Thinking about childhood toys, I vividly remember the day I received ElizaJane. I woke from my nap and my mom had her and her companion doll sitting on the chair waiting for a snack. It was love at first sight; I carried ElizaJane everywhere with me. I’m sure that we drew many looks from other shoppers, the nursery lady at church, and even my own cousins, but she was my favorite. Now I will tell you that my lovely ElizaJane had the most beautiful chocolate brown skin, and I am a white as white can be.
While looking for a picture of my doll I discovered that ElizaJane and SallieAnn were part of a study by Mamie and Kenneth Clark, in 1946. The Clarks introduced the dolls to a group of black children to find out the effect of living in a segregated society—as the US was.

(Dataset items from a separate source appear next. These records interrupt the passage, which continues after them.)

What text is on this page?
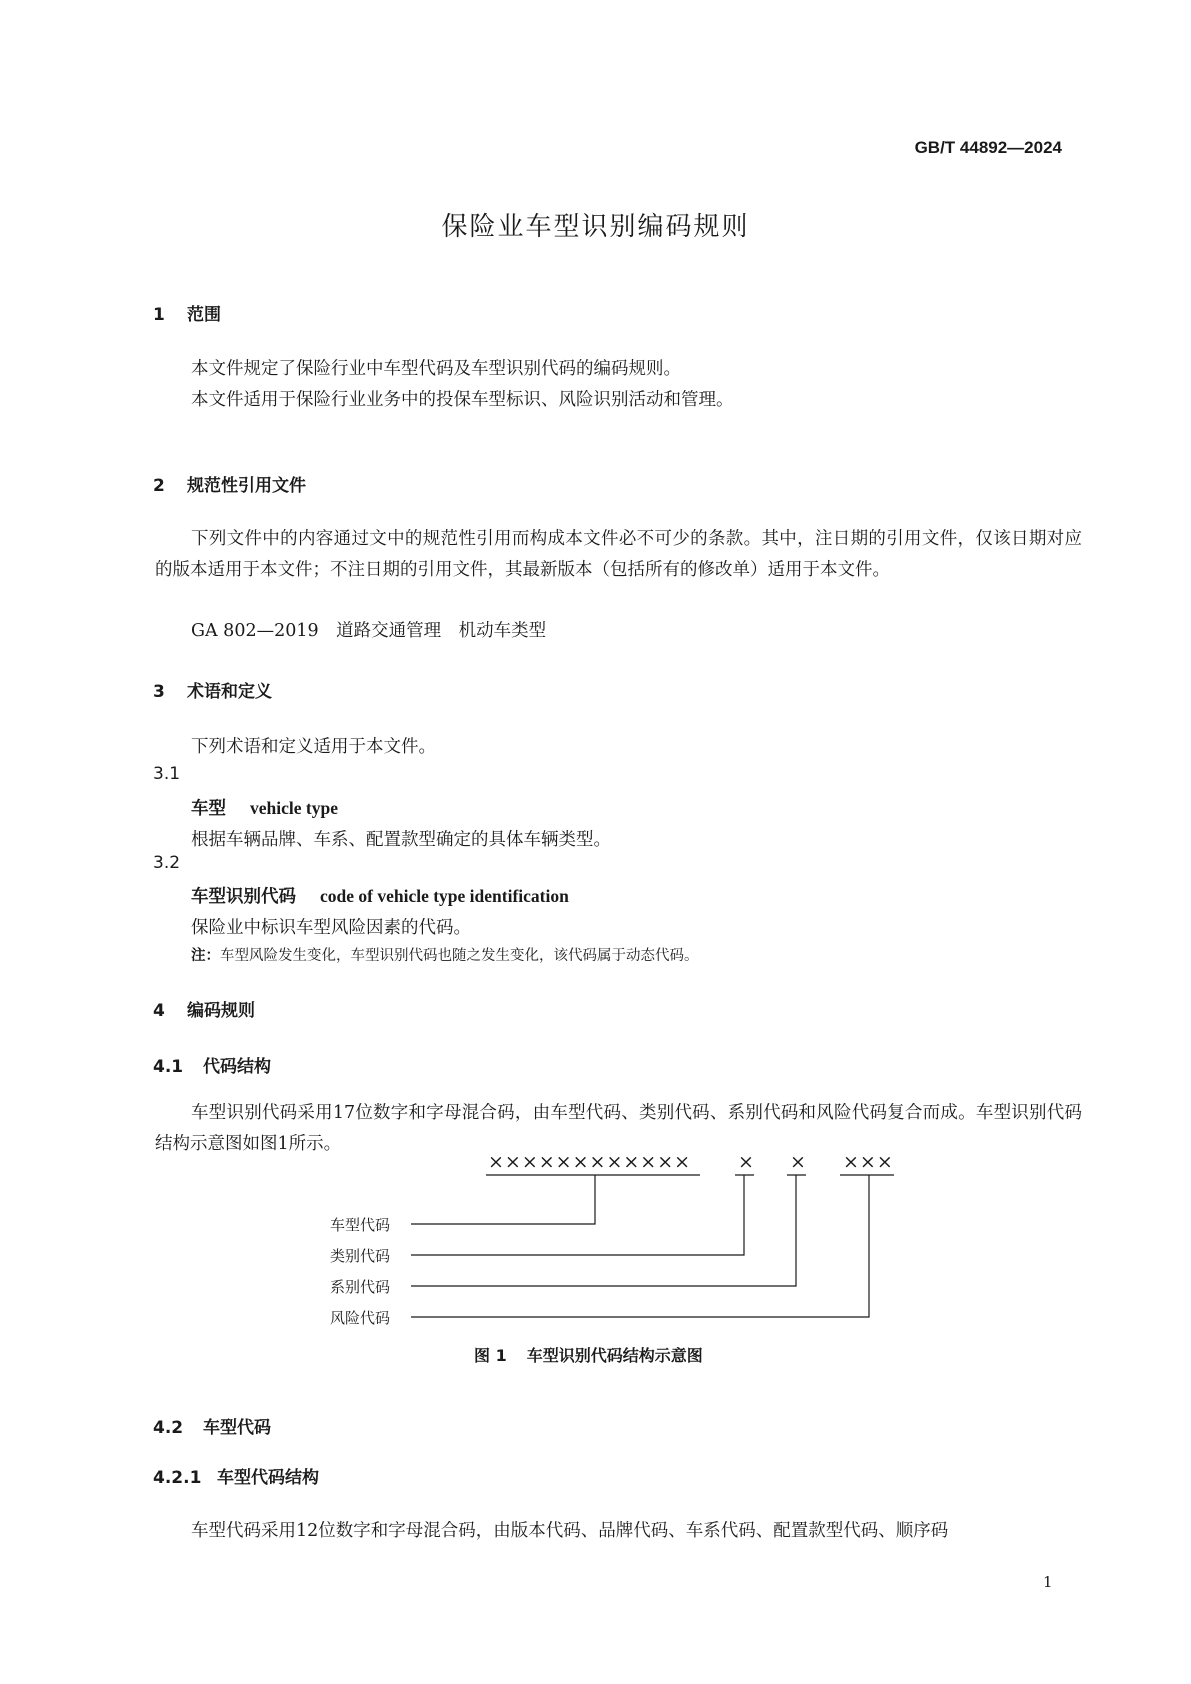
GB/T 44892—2024
保险业车型识别编码规则
1 范围
本文件规定了保险行业中车型代码及车型识别代码的编码规则。
本文件适用于保险行业业务中的投保车型标识、风险识别活动和管理。
2 规范性引用文件
下列文件中的内容通过文中的规范性引用而构成本文件必不可少的条款。其中，注日期的引用文件，仅该日期对应的版本适用于本文件；不注日期的引用文件，其最新版本（包括所有的修改单）适用于本文件。
GA 802—2019　道路交通管理　机动车类型
3 术语和定义
下列术语和定义适用于本文件。
3.1
车型 vehicle type
根据车辆品牌、车系、配置款型确定的具体车辆类型。
3.2
车型识别代码 code of vehicle type identification
保险业中标识车型风险因素的代码。
注：车型风险发生变化，车型识别代码也随之发生变化，该代码属于动态代码。
4 编码规则
4.1 代码结构
车型识别代码采用17位数字和字母混合码，由车型代码、类别代码、系别代码和风险代码复合而成。车型识别代码结构示意图如图1所示。
×××××××××××× × × ×××
车型代码
类别代码
系别代码
风险代码
图 1 车型识别代码结构示意图
4.2 车型代码
4.2.1 车型代码结构
车型代码采用12位数字和字母混合码，由版本代码、品牌代码、车系代码、配置款型代码、顺序码
1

I wonder if my mother or maybe my aunt had enrolled me in the study and was sent the dolls in Texas. I now have so many questions. I am now actively perusing research into the “Doll Study” as it was called when it was used by the Supreme Court during their Brown v Board of Education deliberations.
Sadly, the rubber that ElizaJane was made from broke down; we had to throw her away.
Virginia Serna is a retired special education aide, who moved to Washington State from Texas in 2016. The picture is of my dad, sister Frances, and me on Easter. It is probably 1954 or 55.